Fundamentally though the Traverse feels well sorted, the bars feeling wider their 760mm measurement suggests while a short stem and slack head angle for a bike of this travel shout intentions beyond pure XC. The character of that rear suspension is, unsurprisingly, less about swallowing the bumps and more about taking the edge off them. So the Traverse rockets out of the blocks like a carbon hardtail and then uses the natural flex engineered into the stays and a progressive shock tune to help fire you off rocks and roots for even more speed. That nature can sometimes bite you on really rowdy terrain.
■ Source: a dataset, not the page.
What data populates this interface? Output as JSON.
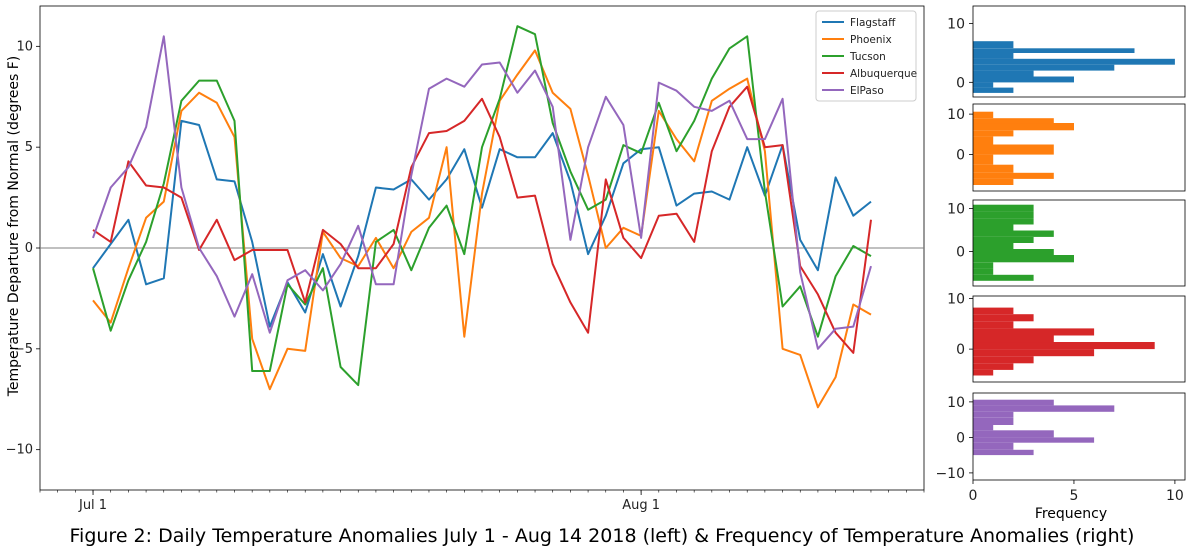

But the confidence-inspiring geometry sees you through and the Traverse feels fast everywhere.
If you want a comfy perch for sitting and spinning the Traverse isn’t for you but if you’re willing to work with it and use that return energy and big-wheeled momentum for free speed it’s a hoot, the Saracen ready to respond to fast and aggressive riders capable of looking beyond suspension travel as a measure of thrills.